20 A further statement by each appellant was:
In response to the Delegate stating that I do not have a profile which results in me being of interest, adverse or otherwise to the authorities, I again highlight the fact that because of the fact that my sister is the Tamil MP, representing the TNA from Vaddukodd, which is in the north of Sri Lanka, my profile is directly affected. My sister the MP is a very well known MP, she visits my house on a regular basis and all of my neighbours were well aware of this fact. Before she was elected MP she resided with me.
21 In her final written submission to the Tribunal, Appellant S said, in relation to imputed political opinion:
Political opinion includes people who have links to political parties or groups, people who have publicly expressed their political views and people who are assumed correctly or incorrectly to hold certain political views.
Right throughout my submission and evidence I have stressed the fact that because the [sic] my sister is an MP representing the TNA from Jaffna, I have been and will be held to hold the same political views as her. That is, she supports a party who has the backing of the LTTE. My claim can also be seen as a member [sic] of particular social group, in this case the family, which includes my politician sister.
22 In her final written submission, Appellant T expressed herself in the same terms, except that she used the phrase "our submission" instead of the phrase "my submission" and the phrase "The applicant's claim" instead of the phrase "My claim".

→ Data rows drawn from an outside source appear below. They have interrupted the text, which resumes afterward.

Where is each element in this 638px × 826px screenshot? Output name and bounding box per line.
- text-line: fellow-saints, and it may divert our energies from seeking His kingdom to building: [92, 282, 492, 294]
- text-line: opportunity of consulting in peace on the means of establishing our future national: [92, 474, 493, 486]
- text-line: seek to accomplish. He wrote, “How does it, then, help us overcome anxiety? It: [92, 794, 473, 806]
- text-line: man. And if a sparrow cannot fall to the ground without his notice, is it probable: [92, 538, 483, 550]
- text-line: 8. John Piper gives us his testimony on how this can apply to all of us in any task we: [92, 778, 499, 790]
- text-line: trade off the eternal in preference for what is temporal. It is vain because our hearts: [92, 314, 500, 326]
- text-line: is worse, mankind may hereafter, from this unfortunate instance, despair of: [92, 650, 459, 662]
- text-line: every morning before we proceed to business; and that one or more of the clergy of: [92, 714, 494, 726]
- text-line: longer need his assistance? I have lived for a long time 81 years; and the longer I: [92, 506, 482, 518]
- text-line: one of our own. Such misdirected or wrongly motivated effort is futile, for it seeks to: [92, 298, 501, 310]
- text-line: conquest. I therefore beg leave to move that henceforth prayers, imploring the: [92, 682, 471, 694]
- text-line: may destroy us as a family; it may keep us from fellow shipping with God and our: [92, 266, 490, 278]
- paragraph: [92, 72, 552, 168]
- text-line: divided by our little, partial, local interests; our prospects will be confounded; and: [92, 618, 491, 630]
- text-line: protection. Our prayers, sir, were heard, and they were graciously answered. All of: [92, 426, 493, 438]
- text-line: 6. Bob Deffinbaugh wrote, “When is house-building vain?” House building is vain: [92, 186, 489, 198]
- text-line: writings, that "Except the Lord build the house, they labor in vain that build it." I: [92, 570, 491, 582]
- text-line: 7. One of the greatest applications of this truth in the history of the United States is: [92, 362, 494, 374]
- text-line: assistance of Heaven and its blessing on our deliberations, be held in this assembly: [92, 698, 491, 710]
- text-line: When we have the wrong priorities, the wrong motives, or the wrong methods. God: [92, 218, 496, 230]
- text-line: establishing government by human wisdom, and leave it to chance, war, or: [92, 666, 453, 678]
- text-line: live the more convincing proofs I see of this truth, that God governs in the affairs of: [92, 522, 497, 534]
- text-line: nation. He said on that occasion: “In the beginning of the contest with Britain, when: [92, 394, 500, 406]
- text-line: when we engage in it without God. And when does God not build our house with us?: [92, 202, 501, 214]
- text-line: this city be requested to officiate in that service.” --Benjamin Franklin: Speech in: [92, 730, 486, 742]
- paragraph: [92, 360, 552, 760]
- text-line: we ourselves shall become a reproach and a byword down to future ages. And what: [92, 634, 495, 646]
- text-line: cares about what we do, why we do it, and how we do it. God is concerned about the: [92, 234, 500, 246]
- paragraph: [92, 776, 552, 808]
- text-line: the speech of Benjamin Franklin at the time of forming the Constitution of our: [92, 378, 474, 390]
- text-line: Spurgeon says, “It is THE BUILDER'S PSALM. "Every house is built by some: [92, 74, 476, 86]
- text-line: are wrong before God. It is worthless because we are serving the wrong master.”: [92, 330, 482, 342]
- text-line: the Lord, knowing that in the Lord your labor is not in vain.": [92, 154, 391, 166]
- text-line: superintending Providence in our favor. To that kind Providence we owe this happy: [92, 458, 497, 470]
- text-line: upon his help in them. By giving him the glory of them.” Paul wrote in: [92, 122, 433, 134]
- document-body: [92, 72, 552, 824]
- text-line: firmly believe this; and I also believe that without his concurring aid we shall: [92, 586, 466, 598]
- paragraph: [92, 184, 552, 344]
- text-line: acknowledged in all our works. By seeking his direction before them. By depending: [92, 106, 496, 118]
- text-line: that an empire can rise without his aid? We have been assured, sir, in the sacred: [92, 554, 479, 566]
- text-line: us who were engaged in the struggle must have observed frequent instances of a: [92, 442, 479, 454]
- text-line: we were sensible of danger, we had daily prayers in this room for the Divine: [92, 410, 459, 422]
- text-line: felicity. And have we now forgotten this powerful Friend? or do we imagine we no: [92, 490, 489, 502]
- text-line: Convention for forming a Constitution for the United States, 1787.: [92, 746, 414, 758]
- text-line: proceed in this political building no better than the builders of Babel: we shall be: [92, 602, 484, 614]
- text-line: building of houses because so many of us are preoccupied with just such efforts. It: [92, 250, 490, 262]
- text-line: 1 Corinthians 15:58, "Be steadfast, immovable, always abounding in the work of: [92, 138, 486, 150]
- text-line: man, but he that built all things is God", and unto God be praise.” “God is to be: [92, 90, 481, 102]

23 It was clear from these submissions that each of the appellants was making a claim of imputed political opinion on the basis of her relationship to the appellants' sister. Each was saying that, because their sister was a member of Parliament, representing a constituency in the LTTE-dominated north of the country, and a member of the TNA, the sister would be understood or believed to be sympathetic to the cause of Tamils in general and to the LTTE in particular. This political opinion would be imputed to members of her family, whether they actually held it or not. The imputation was said to be more likely because the sister had stayed with the appellants in their home in Colombo. This was a claim of imputed political opinion distinct from that based purely on the appellants being of the Tamil race. It was also a claim of a well-founded fear of persecution for the Convention reason of political opinion, entirely distinct from any claim with reference to the Convention reason of particular social group.
24 The Tribunal did not deal expressly with that claim. The Tribunal member appeared to be unaware of it as a separate claim. The Tribunal dealt only with imputed political opinion on the basis of race. It dealt only with the relationship of the appellants with their sister on the basis that it was a claim based on membership of a particular social group. In dealing with the latter, when it discussed s 91S of the Migration Act, the Tribunal appears to have overlooked the claim that the appellants' sister would have imputed to her a political opinion by reason of the location of her constituency and her membership of the TNA. The appellants were not relying on membership of a particular social group for this purpose, so s 91S was inapplicable. The sister might not have feared persecution herself, because she might have assumed that her prominence as a member of Parliament would protect her. This would not prevent her political opinion being imputed to either of the appellants, causing them to fear persecution. The Tribunal's statement that each appellant had exaggerated the possibilities of a threat to herself as a result of her sister's position was not made in the context of consideration of imputed political opinion by this means. It was made in the context of the particular social group ground and the Tribunal's discussion of the application of s 91S to that ground. Similarly, the Tribunal's finding that each appellant had not suffered discrimination in employment as a member of the family of a parliamentarian, and would not face a real chance of this in the reasonably near future, was in the context of the particular social group ground. The Tribunal simply did not deal with the separate, and separately articulated, claim of imputed political opinion by reason of the appellants' sister's position.